We don’t have any intention of becoming an MMM partner or vendor ourselves, or cannibalising the business models [of companies] like Mutinex at all.
Platform MMMs
Meta and Google have their own MMM tools, but both told marketers at the event that they are not trying to compete with the likes of Mutinex, Analytic Partners, agency groups and consulting firms selling their own wares.
Meta launched Robyn, an open-sourced experimental MMM four years ago. Google plans a full-scale rollout of Meridian later this year after opening up limited access five months ago.
“We don’t have any intention of becoming an MMM partner or vendor ourselves, or cannibalising the business models [of companies] like Mutinex at all,” Google Marketing Mix Model lead, Amir Jangodaz, told the conference. His counterpart, Meta Head of Marketing Science, Carl McLean, likewise said Robyn was “complementary to the [existing] ecosystem.”
Both underlined there is no single measurement “silver bullet” and suggested marketers work with more than one model to validate findings – and to experiment.
“We have seen that different models for the same organisation actually doesn't work, or vice versa. It requires some test and learn,” said Google’s Jangodaz, a former data scientist with ING and Kimberley-Clark. “These models can be customised for different marketing categories, different business categories.

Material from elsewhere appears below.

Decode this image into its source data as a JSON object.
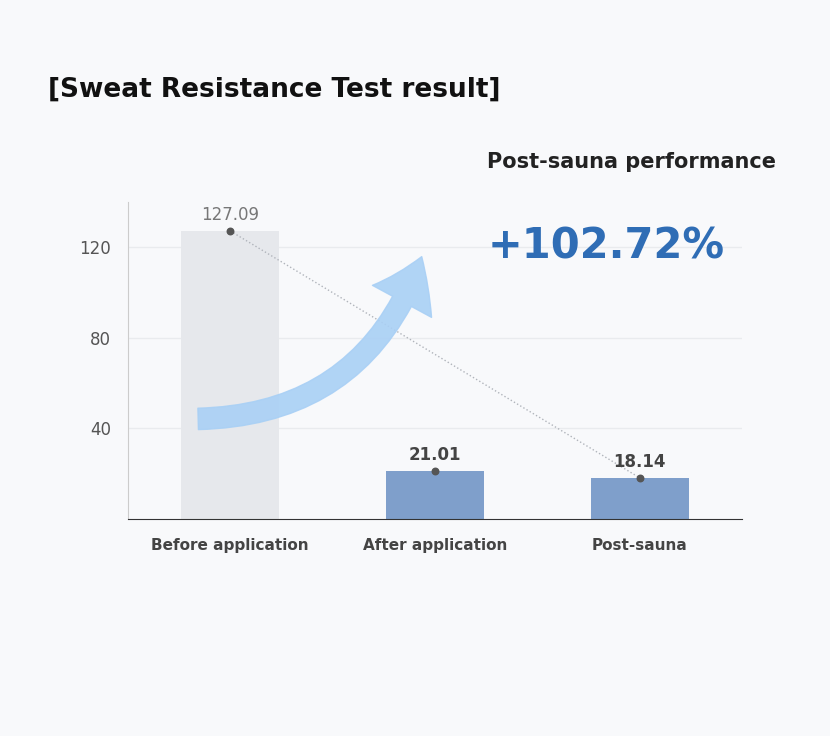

It is up to you decide which one you choose for your business.”
Meta’s McLean said it is “always useful to have a couple of models to interrogate and see what you are getting”, but that going too far, with too many models, risked greater confusion and complexity.
Mutinex’s Director of Marketing Science, Will Marks, suggested that is precisely why both stability testing (how consistently the model reaches the same conclusion) and hold out testing (how well the model performed in making predictions based on data kept back from it versus actual outcomes) is vital to MMM accuracy.

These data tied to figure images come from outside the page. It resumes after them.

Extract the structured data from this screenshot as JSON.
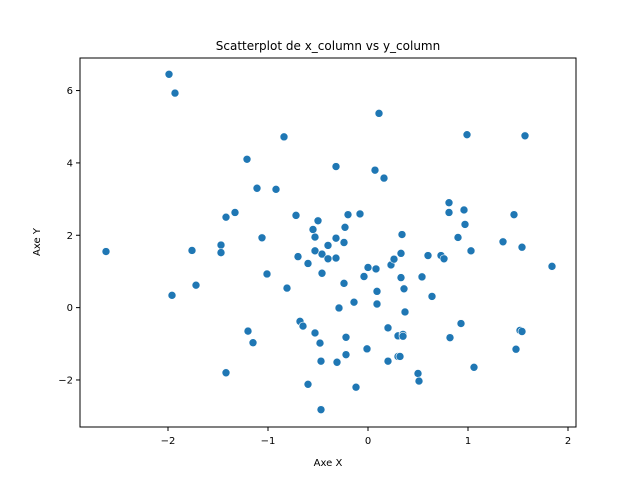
{
  "chart_data": {
    "type": "scatter",
    "title": "Scatterplot de x_column vs y_column",
    "xlabel": "Axe X",
    "ylabel": "Axe Y",
    "xlim": [
      -2.88,
      2.08
    ],
    "ylim": [
      -3.3,
      6.9
    ],
    "xticks": [
      -2,
      -1,
      0,
      1,
      2
    ],
    "yticks": [
      -2,
      0,
      2,
      4,
      6
    ],
    "xtick_labels": [
      "−2",
      "−1",
      "0",
      "1",
      "2"
    ],
    "ytick_labels": [
      "−2",
      "0",
      "2",
      "4",
      "6"
    ],
    "grid": false,
    "marker_color": "#1f77b4",
    "points": [
      [
        -2.62,
        1.55
      ],
      [
        -1.99,
        6.45
      ],
      [
        -1.93,
        5.93
      ],
      [
        -1.96,
        0.34
      ],
      [
        -1.76,
        1.58
      ],
      [
        -1.72,
        0.62
      ],
      [
        -1.47,
        1.73
      ],
      [
        -1.47,
        1.52
      ],
      [
        -1.42,
        2.5
      ],
      [
        -1.42,
        -1.8
      ],
      [
        -1.33,
        2.63
      ],
      [
        -1.21,
        4.1
      ],
      [
        -1.2,
        -0.65
      ],
      [
        -1.15,
        -0.97
      ],
      [
        -1.11,
        3.3
      ],
      [
        -1.06,
        1.93
      ],
      [
        -1.01,
        0.93
      ],
      [
        -0.92,
        3.27
      ],
      [
        -0.84,
        4.72
      ],
      [
        -0.81,
        0.54
      ],
      [
        -0.72,
        2.55
      ],
      [
        -0.7,
        1.41
      ],
      [
        -0.68,
        -0.38
      ],
      [
        -0.65,
        -0.51
      ],
      [
        -0.6,
        1.22
      ],
      [
        -0.6,
        -2.12
      ],
      [
        -0.55,
        2.16
      ],
      [
        -0.53,
        1.57
      ],
      [
        -0.53,
        1.95
      ],
      [
        -0.53,
        -0.7
      ],
      [
        -0.5,
        2.4
      ],
      [
        -0.48,
        -0.98
      ],
      [
        -0.47,
        -1.48
      ],
      [
        -0.47,
        -2.82
      ],
      [
        -0.46,
        0.95
      ],
      [
        -0.46,
        1.48
      ],
      [
        -0.4,
        1.72
      ],
      [
        -0.4,
        1.35
      ],
      [
        -0.32,
        1.37
      ],
      [
        -0.32,
        1.92
      ],
      [
        -0.32,
        3.9
      ],
      [
        -0.31,
        -1.51
      ],
      [
        -0.29,
        -0.01
      ],
      [
        -0.24,
        1.8
      ],
      [
        -0.24,
        0.67
      ],
      [
        -0.23,
        2.22
      ],
      [
        -0.22,
        -0.82
      ],
      [
        -0.22,
        -1.3
      ],
      [
        -0.2,
        2.57
      ],
      [
        -0.14,
        0.15
      ],
      [
        -0.12,
        -2.2
      ],
      [
        -0.08,
        2.59
      ],
      [
        -0.04,
        0.86
      ],
      [
        -0.01,
        -1.14
      ],
      [
        0.0,
        1.11
      ],
      [
        0.07,
        3.8
      ],
      [
        0.08,
        1.07
      ],
      [
        0.09,
        0.45
      ],
      [
        0.09,
        0.1
      ],
      [
        0.11,
        5.37
      ],
      [
        0.16,
        3.58
      ],
      [
        0.2,
        -0.56
      ],
      [
        0.2,
        -1.48
      ],
      [
        0.23,
        1.18
      ],
      [
        0.26,
        1.34
      ],
      [
        0.3,
        -0.78
      ],
      [
        0.3,
        -1.35
      ],
      [
        0.32,
        -1.35
      ],
      [
        0.33,
        1.5
      ],
      [
        0.33,
        0.83
      ],
      [
        0.34,
        2.02
      ],
      [
        0.35,
        -0.74
      ],
      [
        0.35,
        -0.79
      ],
      [
        0.36,
        0.52
      ],
      [
        0.37,
        -0.12
      ],
      [
        0.5,
        -1.82
      ],
      [
        0.51,
        -2.03
      ],
      [
        0.54,
        0.85
      ],
      [
        0.6,
        1.44
      ],
      [
        0.64,
        0.31
      ],
      [
        0.73,
        1.44
      ],
      [
        0.76,
        1.35
      ],
      [
        0.81,
        2.9
      ],
      [
        0.81,
        2.63
      ],
      [
        0.82,
        -0.83
      ],
      [
        0.9,
        1.94
      ],
      [
        0.93,
        -0.44
      ],
      [
        0.96,
        2.7
      ],
      [
        0.97,
        2.3
      ],
      [
        0.99,
        4.78
      ],
      [
        1.03,
        1.57
      ],
      [
        1.06,
        -1.65
      ],
      [
        1.35,
        1.82
      ],
      [
        1.46,
        2.57
      ],
      [
        1.48,
        -1.15
      ],
      [
        1.52,
        -0.63
      ],
      [
        1.54,
        -0.66
      ],
      [
        1.54,
        1.67
      ],
      [
        1.57,
        4.75
      ],
      [
        1.84,
        1.14
      ]
    ]
  }
}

“It could create a lot of noise in your business if you're writing lots of different models. For me, a better approach is to really understand the quality of the model you have,” said Marks.
“By understanding it is able to predict that hold out period, you can then understand what level of trust you have in that model and how you can use it for forecasting or reviewing results … So being clued up on how to interpret the quality of the models you do have is a great skill to have.”

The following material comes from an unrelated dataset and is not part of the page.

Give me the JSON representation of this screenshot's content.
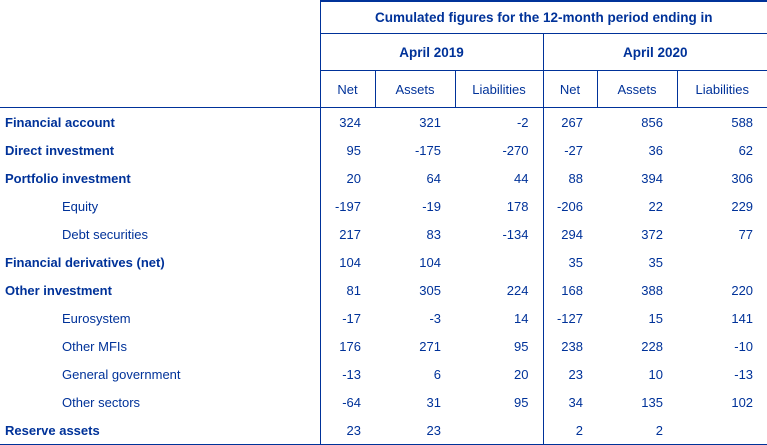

I think that is a really dangerous thing – when we are redirecting money from marketing and working media budgets towards market research consultants to justify our jobs.
Consulting cutter
Meanwhile, Innis said the firm’s new Business Answers Modelling (BAM) tool could enable greater marketing and broader investment by reducing fees paid to consulting and market research businesses.
“I think a lot of money is spent creating not a lot of value by consulting firms generally and I think that is a really dangerous thing – when we are redirecting money from marketing and working media budgets towards market research consultants to justify our jobs,” said Innis. “I do not think that is a good world for us to live in. I want this to be a force multiplier to reduce [marketing] costs and the cost burden of consultancies [in] presenting building all of those decks … so we can get the money back to working media and creative.”
BAM uses large language models and a chat-based interface that marketers can prompt with questions and receive near instant responses, reports, analysis and recommendations.
Innis said marketers would have “access so they can replicate what the LLM has done” and gain confidence that the results are reproducible. He said while the firm will be working to “refine the insights … we are very, very confident it doesn’t get the data wrong”.
But Innis underlined that the recommendations “will always require a degree of human judgement. We're not going to plug [BAM directly] into a media buying system. You always need someone to understand the creative idea that you're working with, the media idea that you're working with.”